L’unité du royaume est en péril. Si l’on en croit le Sunday Times, la montée de l’indépendantisme écossais, mais aussi celle d’un séparatisme irlandais, menace l’union des nations. Et cette crise constitutionnelle creusée par le Brexit pourrait être le principal défi que Boris Johnson aura à relever dans les années qui viennent. Le journal se fonde sur une vaste étude lancée à l’échelle des quatre nations – l’Écosse, le pays de Galles, l’Irlande du Nord et l’Angleterre. Ces sondages montrent notamment qu’une majorité d’Écossais, mais aussi désormais de Nord-Irlandais, veut un référendum permettant la rupture avec Londres. Au pays de Galles même, le soutien à l’indépendance monte à 23 %, quand il plafonnait à 10 % il y a cinq ans. «Le sentiment d’identité britannique qui liait autrefois le pays est en train de se désintégrer», écrit le quotidien.
Collusion constitutionnelle
Le sondage confirme ceux des derniers mois, qui montrent tous qu’une majorité d’Écossais est désormais en faveur de l’indépendance. Et dans les quatre nations, les personnes interrogées estiment que l’Écosse sera indépendante dans les dix ans qui viennent. Les indépendantistes du SNP (Scottish National Party) sont donnés largement favoris aux élections locales de mai. La première ministre, Nicola Sturgeon, estime que cette victoire annoncée lui donnera un mandat pour organiser une nouvelle consultation sur l’indépendance. Le SNP a d’ailleurs dévoilé samedi sa «feuille de route pour un référendum», indiquant sa ferme intention d’en organiser un malgré le refus de Boris Johnson.

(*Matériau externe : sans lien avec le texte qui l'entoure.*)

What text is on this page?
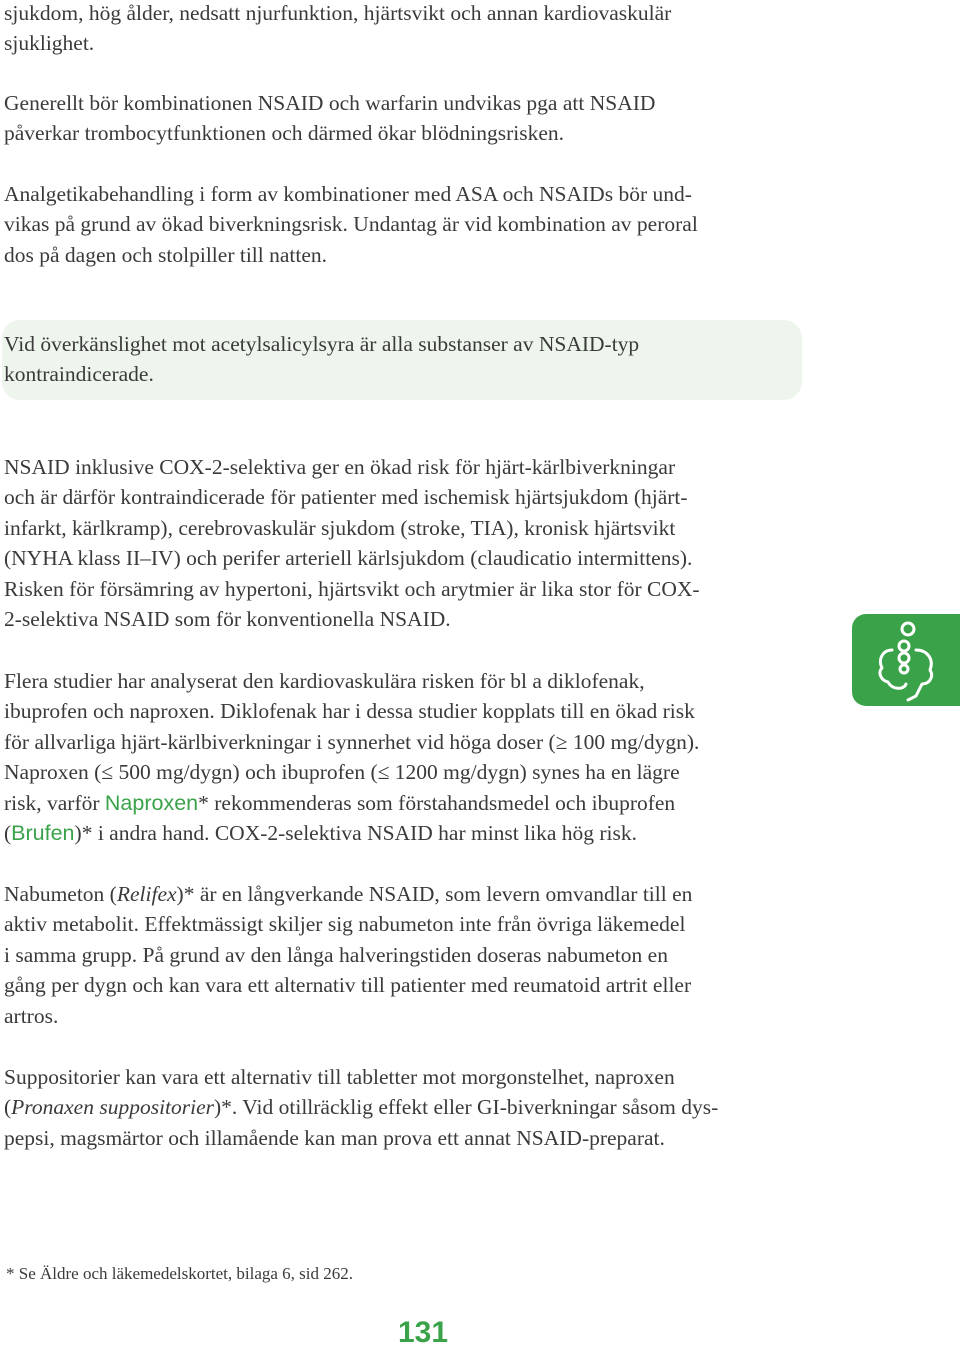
sjukdom, hög ålder, nedsatt njurfunktion, hjärtsvikt och annan kardiovaskulär
sjuklighet.

Generellt bör kombinationen NSAID och warfarin undvikas pga att NSAID
påverkar trombocytfunktionen och därmed ökar blödningsrisken.

Analgetikabehandling i form av kombinationer med ASA och NSAIDs bör und-
vikas på grund av ökad biverkningsrisk. Undantag är vid kombination av peroral
dos på dagen och stolpiller till natten.

Vid överkänslighet mot acetylsalicylsyra är alla substanser av NSAID-typ
kontraindicerade.

NSAID inklusive COX-2-selektiva ger en ökad risk för hjärt-kärlbiverkningar
och är därför kontraindicerade för patienter med ischemisk hjärtsjukdom (hjärt-
infarkt, kärlkramp), cerebrovaskulär sjukdom (stroke, TIA), kronisk hjärtsvikt
(NYHA klass II–IV) och perifer arteriell kärlsjukdom (claudicatio intermittens).
Risken för försämring av hypertoni, hjärtsvikt och arytmier är lika stor för COX-
2-selektiva NSAID som för konventionella NSAID.

Flera studier har analyserat den kardiovaskulära risken för bl a diklofenak,
ibuprofen och naproxen. Diklofenak har i dessa studier kopplats till en ökad risk
för allvarliga hjärt-kärlbiverkningar i synnerhet vid höga doser (≥ 100 mg/dygn).
Naproxen (≤ 500 mg/dygn) och ibuprofen (≤ 1200 mg/dygn) synes ha en lägre
risk, varför Naproxen* rekommenderas som förstahandsmedel och ibuprofen
(Brufen)* i andra hand. COX-2-selektiva NSAID har minst lika hög risk.

Nabumeton (Relifex)* är en långverkande NSAID, som levern omvandlar till en
aktiv metabolit. Effektmässigt skiljer sig nabumeton inte från övriga läkemedel
i samma grupp. På grund av den långa halveringstiden doseras nabumeton en
gång per dygn och kan vara ett alternativ till patienter med reumatoid artrit eller
artros.

Suppositorier kan vara ett alternativ till tabletter mot morgonstelhet, naproxen
(Pronaxen suppositorier)*. Vid otillräcklig effekt eller GI-biverkningar såsom dys-
pepsi, magsmärtor och illamående kan man prova ett annat NSAID-preparat.

* Se Äldre och läkemedelskortet, bilaga 6, sid 262.
131
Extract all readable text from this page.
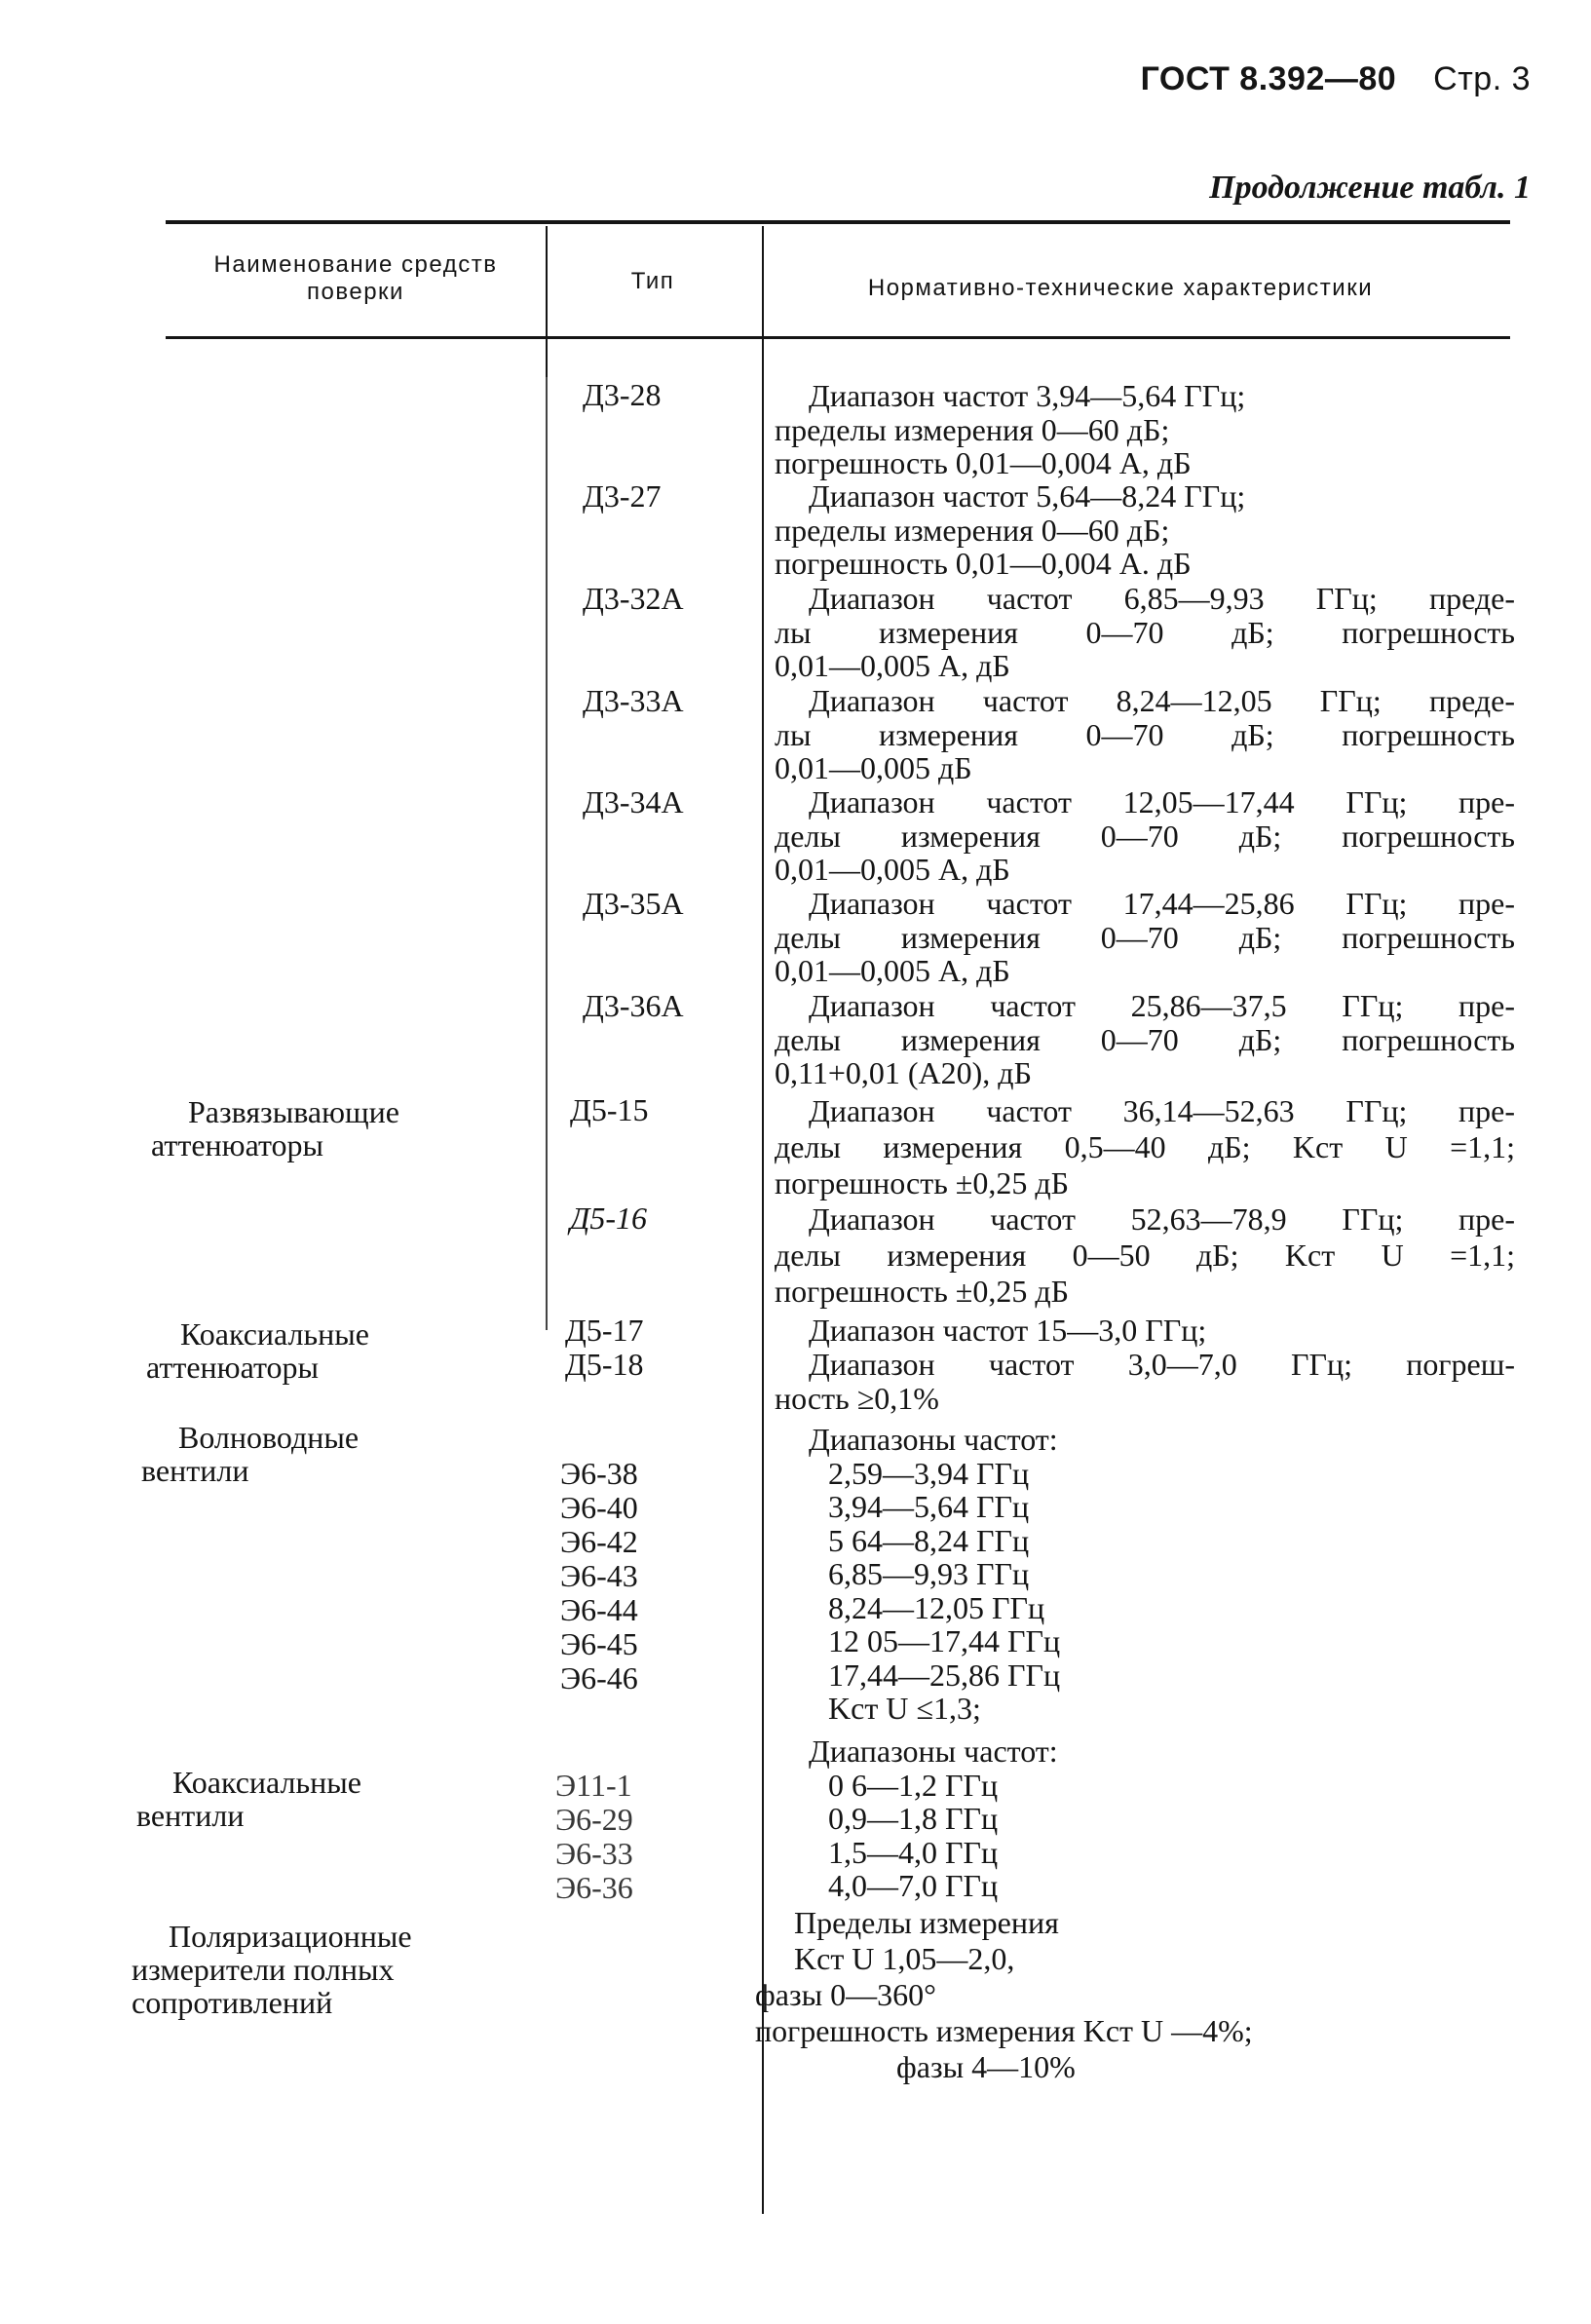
ГОСТ 8.392—80 Стр. 3
Продолжение табл. 1
Наименование средств поверки	Тип	Нормативно-технические характеристики
Развязывающие аттенюаторы
Коаксиальные аттенюаторы
Волноводные вентили
Коаксиальные вентили
Поляризационные измерители полных сопротивлений
Д3-28
Д3-27
Д3-32А
Д3-33А
Д3-34А
Д3-35А
Д3-36А
Д5-15
Д5-16
Д5-17
Д5-18
Э6-38
Э6-40
Э6-42
Э6-43
Э6-44
Э6-45
Э6-46
Э11-1
Э6-29
Э6-33
Э6-36
Диапазон частот 3,94—5,64 ГГц;
пределы измерения 0—60 дБ;
погрешность 0,01—0,004 А, дБ
Диапазон частот 5,64—8,24 ГГц;
пределы измерения 0—60 дБ;
погрешность 0,01—0,004 А. дБ
Диапазон частот 6,85—9,93 ГГц; преде-
лы измерения 0—70 дБ; погрешность
0,01—0,005 А, дБ
Диапазон частот 8,24—12,05 ГГц; преде-
лы измерения 0—70 дБ; погрешность
0,01—0,005 дБ
Диапазон частот 12,05—17,44 ГГц; пре-
делы измерения 0—70 дБ; погрешность
0,01—0,005 А, дБ
Диапазон частот 17,44—25,86 ГГц; пре-
делы измерения 0—70 дБ; погрешность
0,01—0,005 А, дБ
Диапазон частот 25,86—37,5 ГГц; пре-
делы измерения 0—70 дБ; погрешность
0,11+0,01 (А20), дБ
Диапазон частот 36,14—52,63 ГГц; пре-
делы измерения 0,5—40 дБ; Kст U =1,1;
погрешность ±0,25 дБ
Диапазон частот 52,63—78,9 ГГц; пре-
делы измерения 0—50 дБ; Kст U =1,1;
погрешность ±0,25 дБ
Диапазон частот 15—3,0 ГГц;
Диапазон частот 3,0—7,0 ГГц; погреш-
ность ≥0,1%
Диапазоны частот:
2,59—3,94 ГГц
3,94—5,64 ГГц
5 64—8,24 ГГц
6,85—9,93 ГГц
8,24—12,05 ГГц
12 05—17,44 ГГц
17,44—25,86 ГГц
Kст U ≤1,3;
Диапазоны частот:
0 6—1,2 ГГц
0,9—1,8 ГГц
1,5—4,0 ГГц
4,0—7,0 ГГц
Пределы измерения
Kст U 1,05—2,0,
фазы 0—360°
погрешность измерения Kст U —4%;
фазы 4—10%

Ce «plan B» place les deux gouvernements sur une trajectoire de collusion constitutionnelle. «BoJo» a redit au début du mois son opposition catégorique, estimant que les référendums ne devraient être autorisés «qu’une fois par génération», une allusion à celui de 2014, où 55 % d’Écossais avaient dit non à l’indépendance. «Boris Johnson craint clairement le verdict du peuple écossais», a dénoncé Nicola Sturgeon dimanche sur la BBC. Elle appuie sa revendication sur un Brexit réalisé «contre la volonté du peuple d’Écosse», qui avait voté à 62 % contre la sortie de l’UE. Et elle espère qu’une Écosse indépendante pourra à terme rejoindre l’Europe.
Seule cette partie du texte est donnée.